Le troisième chapitre est consacré à la perspective narrative des contes fantastiques où nous nous sommes concentrée sur les questions qui parle ? et qui voit ? C’est-à-dire sur la position du narrateur par rapport à la diégèse, ainsi que sur la focalisation et leur rôle dans le récit fantastique. D’abord, nous avons présenté l’importance du narrataire à qui le narrateur s’adresse et, conjointement, la stratégie narrative du récit dans récit, les deux notions qui jouent un rôle important dans les récits fantastiques selon Šrámek, car elles accentuent la vraisemblance de ces récits comme la première condition de la crédibilité du récit fantastique. Celle-ci est liée à une autre considération, à savoir le rapport entre le narrateur et la diégèse selon Gérard Genette qui

99 | P a g e distingue le narrateur hétérodiégétique qui ne participe pas à l’histoire et son opposé, le narrateur homodiégétique qui est l’un des personnages du récit. Ce dernier peut être soit le témoin-participant de l’histoire à laquelle il ne participe que marginalement, soit le personnage principal de l’histoire que l’on appelle autodiégétique. Ensuite, nous avons présenté l’étude de Dorrit Cohn qui a différencié trois types de moyens servant à présenter les pensées silencieuses des personnages : monologue interne rapporté, monologue narrativisé et psycho-récit. Cette notion nous a semblé très importante dans les contes fantastiques, car l’accès aux pensées internes des protagonistes permet et facilite au lecteur l’identification avec le héros, ce qui constitue également la condition nécessaire à la mise en marche du fantastique.

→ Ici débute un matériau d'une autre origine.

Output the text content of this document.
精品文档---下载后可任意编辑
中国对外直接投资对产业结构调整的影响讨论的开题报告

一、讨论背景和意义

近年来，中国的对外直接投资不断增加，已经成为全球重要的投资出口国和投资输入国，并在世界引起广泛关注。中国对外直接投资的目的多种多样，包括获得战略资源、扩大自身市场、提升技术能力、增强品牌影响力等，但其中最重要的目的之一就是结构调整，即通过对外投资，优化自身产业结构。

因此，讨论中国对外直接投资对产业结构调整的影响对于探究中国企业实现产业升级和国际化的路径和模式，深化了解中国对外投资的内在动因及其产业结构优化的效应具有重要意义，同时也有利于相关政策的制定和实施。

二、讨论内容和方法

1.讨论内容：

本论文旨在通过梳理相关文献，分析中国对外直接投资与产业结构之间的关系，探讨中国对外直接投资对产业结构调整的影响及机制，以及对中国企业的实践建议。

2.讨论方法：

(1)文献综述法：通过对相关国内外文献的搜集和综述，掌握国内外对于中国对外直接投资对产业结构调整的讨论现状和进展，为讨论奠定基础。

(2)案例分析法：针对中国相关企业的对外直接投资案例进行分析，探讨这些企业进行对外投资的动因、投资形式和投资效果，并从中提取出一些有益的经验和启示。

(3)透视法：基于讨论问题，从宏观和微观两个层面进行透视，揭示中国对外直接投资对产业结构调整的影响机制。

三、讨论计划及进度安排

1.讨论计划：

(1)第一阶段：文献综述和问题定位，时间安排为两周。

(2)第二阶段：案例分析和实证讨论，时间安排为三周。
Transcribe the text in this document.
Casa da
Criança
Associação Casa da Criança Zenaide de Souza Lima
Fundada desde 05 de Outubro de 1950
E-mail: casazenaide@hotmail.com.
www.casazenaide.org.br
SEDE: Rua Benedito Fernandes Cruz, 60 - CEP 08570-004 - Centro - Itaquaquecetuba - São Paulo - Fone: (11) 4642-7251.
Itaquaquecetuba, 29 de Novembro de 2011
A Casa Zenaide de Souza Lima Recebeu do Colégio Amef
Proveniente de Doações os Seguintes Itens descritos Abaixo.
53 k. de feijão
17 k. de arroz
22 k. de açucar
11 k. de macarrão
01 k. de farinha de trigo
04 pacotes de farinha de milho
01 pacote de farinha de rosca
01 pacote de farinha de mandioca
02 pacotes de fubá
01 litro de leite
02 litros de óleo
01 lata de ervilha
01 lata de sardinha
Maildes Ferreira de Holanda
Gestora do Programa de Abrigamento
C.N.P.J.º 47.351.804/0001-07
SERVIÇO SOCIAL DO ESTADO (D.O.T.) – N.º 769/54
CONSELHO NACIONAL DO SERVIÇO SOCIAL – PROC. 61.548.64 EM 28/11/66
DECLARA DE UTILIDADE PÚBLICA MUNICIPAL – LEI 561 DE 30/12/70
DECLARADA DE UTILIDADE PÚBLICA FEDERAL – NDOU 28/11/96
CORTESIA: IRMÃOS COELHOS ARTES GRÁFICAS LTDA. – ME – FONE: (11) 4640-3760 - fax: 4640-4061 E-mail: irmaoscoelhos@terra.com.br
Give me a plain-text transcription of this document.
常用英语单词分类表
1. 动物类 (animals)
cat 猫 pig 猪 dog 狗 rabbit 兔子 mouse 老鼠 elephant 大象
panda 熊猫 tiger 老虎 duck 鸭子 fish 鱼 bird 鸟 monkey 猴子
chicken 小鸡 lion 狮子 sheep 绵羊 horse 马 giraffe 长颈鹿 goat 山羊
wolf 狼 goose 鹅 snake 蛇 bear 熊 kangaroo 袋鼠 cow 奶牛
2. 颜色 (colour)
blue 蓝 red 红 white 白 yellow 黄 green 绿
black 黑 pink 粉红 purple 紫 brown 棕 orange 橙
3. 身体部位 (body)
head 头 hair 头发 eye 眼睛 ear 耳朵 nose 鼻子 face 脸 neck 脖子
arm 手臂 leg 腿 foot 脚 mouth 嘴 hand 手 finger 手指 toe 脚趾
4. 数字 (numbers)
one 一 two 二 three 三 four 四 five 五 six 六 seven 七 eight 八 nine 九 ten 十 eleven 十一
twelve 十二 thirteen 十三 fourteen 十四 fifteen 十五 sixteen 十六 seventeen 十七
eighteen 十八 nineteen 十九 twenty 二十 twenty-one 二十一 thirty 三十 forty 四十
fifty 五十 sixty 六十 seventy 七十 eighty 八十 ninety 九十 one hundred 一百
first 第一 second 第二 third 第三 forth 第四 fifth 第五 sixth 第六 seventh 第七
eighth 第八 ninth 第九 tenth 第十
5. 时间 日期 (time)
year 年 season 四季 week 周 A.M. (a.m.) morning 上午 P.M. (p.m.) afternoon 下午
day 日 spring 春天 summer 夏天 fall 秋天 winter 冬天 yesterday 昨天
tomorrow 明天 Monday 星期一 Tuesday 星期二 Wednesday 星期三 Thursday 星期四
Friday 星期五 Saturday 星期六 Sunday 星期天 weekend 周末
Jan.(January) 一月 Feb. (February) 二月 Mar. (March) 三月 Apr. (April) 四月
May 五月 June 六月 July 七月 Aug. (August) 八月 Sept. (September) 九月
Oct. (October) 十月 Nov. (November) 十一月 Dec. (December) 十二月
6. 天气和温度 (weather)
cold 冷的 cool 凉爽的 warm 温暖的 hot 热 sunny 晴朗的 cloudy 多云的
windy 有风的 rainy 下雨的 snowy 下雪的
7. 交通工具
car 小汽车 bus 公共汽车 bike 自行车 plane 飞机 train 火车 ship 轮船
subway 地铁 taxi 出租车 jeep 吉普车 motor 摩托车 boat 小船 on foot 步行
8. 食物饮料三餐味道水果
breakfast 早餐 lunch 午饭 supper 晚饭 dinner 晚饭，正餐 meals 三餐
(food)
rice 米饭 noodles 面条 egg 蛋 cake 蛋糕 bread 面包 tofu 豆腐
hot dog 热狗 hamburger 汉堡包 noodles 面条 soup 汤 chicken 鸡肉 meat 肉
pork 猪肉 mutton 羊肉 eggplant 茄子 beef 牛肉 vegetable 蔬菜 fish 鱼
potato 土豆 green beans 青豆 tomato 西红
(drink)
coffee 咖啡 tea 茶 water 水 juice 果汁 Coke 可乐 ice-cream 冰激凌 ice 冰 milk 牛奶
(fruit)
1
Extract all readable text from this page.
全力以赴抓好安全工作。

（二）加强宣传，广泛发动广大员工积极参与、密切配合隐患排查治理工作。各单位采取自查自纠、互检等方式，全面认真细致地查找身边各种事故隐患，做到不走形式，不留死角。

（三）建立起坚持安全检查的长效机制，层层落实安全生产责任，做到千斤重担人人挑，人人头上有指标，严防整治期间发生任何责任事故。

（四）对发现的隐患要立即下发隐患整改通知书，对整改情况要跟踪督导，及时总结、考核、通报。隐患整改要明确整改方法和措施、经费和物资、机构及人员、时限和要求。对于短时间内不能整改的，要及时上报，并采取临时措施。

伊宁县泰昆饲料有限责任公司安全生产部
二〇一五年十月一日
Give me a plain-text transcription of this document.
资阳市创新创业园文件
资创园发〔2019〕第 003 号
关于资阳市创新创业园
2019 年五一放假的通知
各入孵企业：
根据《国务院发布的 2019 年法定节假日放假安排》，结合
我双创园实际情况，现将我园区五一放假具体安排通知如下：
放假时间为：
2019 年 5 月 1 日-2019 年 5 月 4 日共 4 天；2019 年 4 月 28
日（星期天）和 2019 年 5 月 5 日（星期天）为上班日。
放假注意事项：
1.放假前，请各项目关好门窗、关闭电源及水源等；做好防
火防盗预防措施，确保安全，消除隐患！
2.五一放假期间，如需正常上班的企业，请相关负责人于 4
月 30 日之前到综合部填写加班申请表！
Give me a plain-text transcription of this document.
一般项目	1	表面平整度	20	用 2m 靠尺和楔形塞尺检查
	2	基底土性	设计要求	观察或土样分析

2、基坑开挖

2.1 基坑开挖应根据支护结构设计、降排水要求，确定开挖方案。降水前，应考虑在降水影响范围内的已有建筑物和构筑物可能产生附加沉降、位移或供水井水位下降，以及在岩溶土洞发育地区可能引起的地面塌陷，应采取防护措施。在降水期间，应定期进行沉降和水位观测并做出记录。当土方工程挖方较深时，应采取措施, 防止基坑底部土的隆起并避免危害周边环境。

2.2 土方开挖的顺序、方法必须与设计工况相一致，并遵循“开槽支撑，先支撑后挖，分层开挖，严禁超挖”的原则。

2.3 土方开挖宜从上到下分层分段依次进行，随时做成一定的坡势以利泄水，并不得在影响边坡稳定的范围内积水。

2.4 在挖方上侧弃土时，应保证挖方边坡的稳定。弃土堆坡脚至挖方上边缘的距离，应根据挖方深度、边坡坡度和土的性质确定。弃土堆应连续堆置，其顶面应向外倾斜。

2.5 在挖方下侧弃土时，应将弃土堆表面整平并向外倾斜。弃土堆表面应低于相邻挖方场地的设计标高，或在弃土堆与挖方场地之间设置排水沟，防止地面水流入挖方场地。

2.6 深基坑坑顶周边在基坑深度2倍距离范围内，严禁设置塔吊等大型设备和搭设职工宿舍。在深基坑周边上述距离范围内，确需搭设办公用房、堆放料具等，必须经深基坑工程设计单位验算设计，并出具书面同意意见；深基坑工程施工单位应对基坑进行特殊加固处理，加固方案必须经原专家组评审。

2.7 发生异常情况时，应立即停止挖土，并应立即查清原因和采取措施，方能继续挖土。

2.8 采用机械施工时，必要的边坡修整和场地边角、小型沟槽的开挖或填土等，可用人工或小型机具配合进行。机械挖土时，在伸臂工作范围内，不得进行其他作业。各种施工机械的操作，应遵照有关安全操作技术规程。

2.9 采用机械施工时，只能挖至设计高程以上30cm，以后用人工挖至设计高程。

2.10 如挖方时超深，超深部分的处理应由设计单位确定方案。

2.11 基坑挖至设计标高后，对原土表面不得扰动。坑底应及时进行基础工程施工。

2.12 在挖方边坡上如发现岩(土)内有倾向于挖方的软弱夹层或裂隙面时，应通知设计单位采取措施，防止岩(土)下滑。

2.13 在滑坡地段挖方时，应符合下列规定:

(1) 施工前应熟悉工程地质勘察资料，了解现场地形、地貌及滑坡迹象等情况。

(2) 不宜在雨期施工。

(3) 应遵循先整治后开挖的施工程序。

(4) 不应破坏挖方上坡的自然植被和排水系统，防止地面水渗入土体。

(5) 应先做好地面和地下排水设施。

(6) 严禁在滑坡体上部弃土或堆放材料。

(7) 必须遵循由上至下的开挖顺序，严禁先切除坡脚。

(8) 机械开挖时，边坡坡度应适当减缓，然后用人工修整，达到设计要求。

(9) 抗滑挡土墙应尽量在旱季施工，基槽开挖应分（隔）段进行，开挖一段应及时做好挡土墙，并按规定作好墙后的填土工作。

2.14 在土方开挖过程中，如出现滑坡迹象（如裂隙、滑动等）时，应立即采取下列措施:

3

Puis, nous avons pris en considération différents points de vue sur la focalisation : celui de Gérard Genette, de Mieke Bal et finalement de Lise Morin qui a élaboré la notion de l’armature fantastique dont nous nous sommes servie dans notre analyse. Cette notion comprend la focalisation, la narration et l’inscription d’une figure de rationalité. Morin constate que les contes fantastiques balancent entre la subjectivité et l’objectivité et frappent au cœur du lecteur qui peut mieux s’identifier avec le protagoniste du récit ou à sa raison si des éléments objectifs et raisonnables mettent en relief la vraisemblance. À propos de la focalisation, elle distingue : acteur de drame, informateur de seconde main, ami ou proche du protagoniste et narrateur-il en ajoutant que, dans le récit fantastique, la focalisation est souvent interne, car elle permet de suivre les pensées intérieures des personnages.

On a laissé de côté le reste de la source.